Any regulatory changes should reinforce the multi-stakeholder governance structures that have developed since 1988, Ruff said. Flexible, enduring high level principles are the best way to achieve that, she said. Proposals on Internet charging or traffic routing could undercut overall objectives, Ruff said.

Duplicating the work in the Internet Society or the Internet Engineering Task Force would be a mistake, McCormick said. Any initiative to change the current multi-stakeholder approach runs counter to the recently adopted OECD principles for Internet policy-making, would be difficult to achieve, and may be counter productive, McCormick said.

USTelecom backed an International Chamber of Commerce view that any attempt to include new provisions for the payment of communications charges by services would threaten to increase overall prices, and decrease network deployment and usage, McCormick said.

The Internet is “the communications medium of the 21st Century,” McCormick said. Broadband investment and consumer welfare are best achieved through policies that spur facilities-based competition, and a consumer demand-driven marketplace, he said. The detailed rules for international switched voice communications should be abandoned in favor of a general delegation of arrangements to parties involved, he said.

Revising the ITRs is “an opportunity for change,” said Tom Wilson, chief of the telecom consortium Samena, a group of 45 operators and dozens of members from 25 countries in Africa, the Middle East and Asia. Many meetings with operators, leaders and regulators are coming up, he said. “The ITRs and Internet governance issues” and a content issue are all on the “front line,” he said. China only tentatively engaged in a recent Asia-Pacific regional group meeting, another executive said.

The millions that are not being served today must be addressed, Wilson said. “We have to find a way to make broadband not a privilege but a right,” he said. “We need to make sure the investment can be made,” Wilson said. “There has to be incentive to make that investment,” Wilson said referring to previous speakers who talked about flat revenue and traffic spiking. Samena will publish a position later this month, he said.

Some of the proposals to deal with Internet charging arrangements by bringing them into the old accounting rate regime “legally just don’t make sense,” Ruff said. Other ways are available for addressing developing and emerging economy concerns about returning revenue to the level 20 years ago, she said. New business models and increased competition, not a return to an accounting rate model, should be examined, she said.

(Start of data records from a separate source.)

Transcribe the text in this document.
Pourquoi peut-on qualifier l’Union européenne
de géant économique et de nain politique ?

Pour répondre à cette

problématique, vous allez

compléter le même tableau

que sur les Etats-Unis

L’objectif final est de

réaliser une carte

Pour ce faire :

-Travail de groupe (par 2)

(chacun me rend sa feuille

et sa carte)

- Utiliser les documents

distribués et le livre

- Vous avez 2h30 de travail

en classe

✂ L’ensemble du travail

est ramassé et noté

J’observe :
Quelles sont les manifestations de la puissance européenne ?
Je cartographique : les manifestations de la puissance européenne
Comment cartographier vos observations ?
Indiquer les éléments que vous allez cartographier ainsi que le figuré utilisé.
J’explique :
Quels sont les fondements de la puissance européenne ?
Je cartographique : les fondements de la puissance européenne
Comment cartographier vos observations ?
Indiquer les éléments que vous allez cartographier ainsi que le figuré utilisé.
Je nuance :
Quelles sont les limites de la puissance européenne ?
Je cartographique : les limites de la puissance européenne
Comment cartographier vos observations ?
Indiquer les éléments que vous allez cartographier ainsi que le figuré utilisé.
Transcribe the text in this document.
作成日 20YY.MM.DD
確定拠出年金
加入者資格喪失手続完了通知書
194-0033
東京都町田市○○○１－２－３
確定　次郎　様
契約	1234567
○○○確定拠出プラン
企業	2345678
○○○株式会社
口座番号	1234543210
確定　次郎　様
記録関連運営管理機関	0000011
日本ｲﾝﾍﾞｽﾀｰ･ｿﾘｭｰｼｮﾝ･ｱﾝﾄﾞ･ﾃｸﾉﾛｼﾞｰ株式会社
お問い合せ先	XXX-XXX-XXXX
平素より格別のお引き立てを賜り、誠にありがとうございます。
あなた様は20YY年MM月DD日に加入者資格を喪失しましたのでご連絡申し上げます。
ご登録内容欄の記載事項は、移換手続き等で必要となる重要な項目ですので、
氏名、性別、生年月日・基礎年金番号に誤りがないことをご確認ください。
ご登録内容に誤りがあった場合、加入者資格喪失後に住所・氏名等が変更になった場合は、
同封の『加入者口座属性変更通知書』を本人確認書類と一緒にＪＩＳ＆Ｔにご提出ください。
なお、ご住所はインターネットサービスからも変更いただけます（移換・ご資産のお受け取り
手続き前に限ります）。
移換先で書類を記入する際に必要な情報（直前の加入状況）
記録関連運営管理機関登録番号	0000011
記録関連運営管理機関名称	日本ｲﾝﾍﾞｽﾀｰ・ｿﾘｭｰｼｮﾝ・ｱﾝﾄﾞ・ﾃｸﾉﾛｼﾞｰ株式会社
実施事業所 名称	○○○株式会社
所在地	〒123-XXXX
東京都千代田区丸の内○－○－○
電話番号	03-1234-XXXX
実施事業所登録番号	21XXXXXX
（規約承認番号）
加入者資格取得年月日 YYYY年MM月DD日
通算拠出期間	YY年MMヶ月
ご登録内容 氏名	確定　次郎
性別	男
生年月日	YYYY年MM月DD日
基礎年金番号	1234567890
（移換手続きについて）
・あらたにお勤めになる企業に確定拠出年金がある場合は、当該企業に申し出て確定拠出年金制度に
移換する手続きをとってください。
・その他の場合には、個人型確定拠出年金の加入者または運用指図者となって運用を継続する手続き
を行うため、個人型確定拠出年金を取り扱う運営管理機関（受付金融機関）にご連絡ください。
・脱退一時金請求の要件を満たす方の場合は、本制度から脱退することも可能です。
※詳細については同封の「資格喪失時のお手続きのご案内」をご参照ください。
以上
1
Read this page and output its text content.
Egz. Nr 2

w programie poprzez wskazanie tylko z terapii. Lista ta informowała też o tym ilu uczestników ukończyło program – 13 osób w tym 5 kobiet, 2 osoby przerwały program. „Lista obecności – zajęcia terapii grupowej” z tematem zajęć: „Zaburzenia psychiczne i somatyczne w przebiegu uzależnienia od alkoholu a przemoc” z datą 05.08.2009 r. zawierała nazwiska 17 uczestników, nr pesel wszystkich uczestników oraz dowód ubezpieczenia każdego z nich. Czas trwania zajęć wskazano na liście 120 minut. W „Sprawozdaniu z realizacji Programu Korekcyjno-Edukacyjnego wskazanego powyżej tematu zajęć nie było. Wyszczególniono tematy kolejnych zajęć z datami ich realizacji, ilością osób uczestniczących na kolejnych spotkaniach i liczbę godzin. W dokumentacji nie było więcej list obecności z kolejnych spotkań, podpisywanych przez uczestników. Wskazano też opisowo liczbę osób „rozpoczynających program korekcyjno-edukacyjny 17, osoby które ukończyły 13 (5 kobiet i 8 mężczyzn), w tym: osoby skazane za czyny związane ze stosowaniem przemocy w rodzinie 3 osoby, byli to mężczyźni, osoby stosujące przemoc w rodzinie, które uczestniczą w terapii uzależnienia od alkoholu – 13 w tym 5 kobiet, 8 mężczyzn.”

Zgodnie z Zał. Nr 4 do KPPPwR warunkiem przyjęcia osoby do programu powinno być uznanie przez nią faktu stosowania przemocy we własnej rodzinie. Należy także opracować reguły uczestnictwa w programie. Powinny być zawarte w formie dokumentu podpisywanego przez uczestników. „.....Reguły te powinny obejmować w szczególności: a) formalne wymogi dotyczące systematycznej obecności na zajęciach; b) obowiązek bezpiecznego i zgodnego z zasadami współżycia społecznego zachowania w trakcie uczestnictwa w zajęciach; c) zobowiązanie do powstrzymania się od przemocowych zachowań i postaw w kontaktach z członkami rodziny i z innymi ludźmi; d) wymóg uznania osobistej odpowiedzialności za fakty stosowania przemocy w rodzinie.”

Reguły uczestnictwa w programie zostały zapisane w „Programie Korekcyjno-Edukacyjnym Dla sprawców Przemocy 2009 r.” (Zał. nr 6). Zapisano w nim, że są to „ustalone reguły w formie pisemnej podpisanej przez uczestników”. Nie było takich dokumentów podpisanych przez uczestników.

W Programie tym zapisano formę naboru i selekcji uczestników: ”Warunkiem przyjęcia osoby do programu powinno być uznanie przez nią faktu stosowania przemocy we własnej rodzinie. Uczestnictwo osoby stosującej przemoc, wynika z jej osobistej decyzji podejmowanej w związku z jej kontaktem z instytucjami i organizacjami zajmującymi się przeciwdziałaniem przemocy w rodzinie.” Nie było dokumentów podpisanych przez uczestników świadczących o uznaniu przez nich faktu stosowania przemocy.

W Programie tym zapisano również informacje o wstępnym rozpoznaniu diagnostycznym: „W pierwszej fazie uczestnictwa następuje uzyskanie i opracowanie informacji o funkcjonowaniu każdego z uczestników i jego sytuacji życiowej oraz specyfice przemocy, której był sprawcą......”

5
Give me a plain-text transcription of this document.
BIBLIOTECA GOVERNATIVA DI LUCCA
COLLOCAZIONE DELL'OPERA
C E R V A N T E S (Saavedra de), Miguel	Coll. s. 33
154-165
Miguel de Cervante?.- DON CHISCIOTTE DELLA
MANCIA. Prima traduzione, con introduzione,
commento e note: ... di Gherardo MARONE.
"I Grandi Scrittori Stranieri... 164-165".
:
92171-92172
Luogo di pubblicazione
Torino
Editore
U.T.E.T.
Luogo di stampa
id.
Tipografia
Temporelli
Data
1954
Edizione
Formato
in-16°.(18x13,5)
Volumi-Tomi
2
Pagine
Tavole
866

The ITRs should stay on high level principles, said Isabelle Mauro, GSMA head of international affairs. Calls for more intervention should be avoided, she said. “Any proposal for very stringent regulatory measures in the ITRs should be really carefully examined,” she said, referring to an impact assessment. They could reduce investment incentives, and adversely affect consumer uptake, she said. Some clarification is needed for double taxation of international telecom traffic, an executive said.

The revised ITRs should focus on general, strategic policy issues to spur international telecom services, and only exceptionally on specific regulatory and technical matters, said Carlos Lopez Blanco, director of international affairs at Telefonica. The ITRs should not address Internet governance, Blanco said.

The mobile industry doesn’t oppose regulatory measures for enshrining high level principles for roaming in the ITRs, Mauro said. General principles only should be used to allow for the variety of local situations, she said. The ITRs aren’t the best place to address roaming, she said. There is no regulatory “silver bullet” at the international level, she said.

Spurring cross-border data flows bringing content and file services could be an area of “positive government involvement,” Ruff said referring to foreign ownership limits or certain other requirements that the ITU could help governments clear away.

Privacy and security are “absolutely essential issues” and are at the center of a political debate in the telecom and information technology sectors, Blanco said. A guarantee for inhomogeneous treatment of privacy and other aspects of security regulation “is essential,” he said.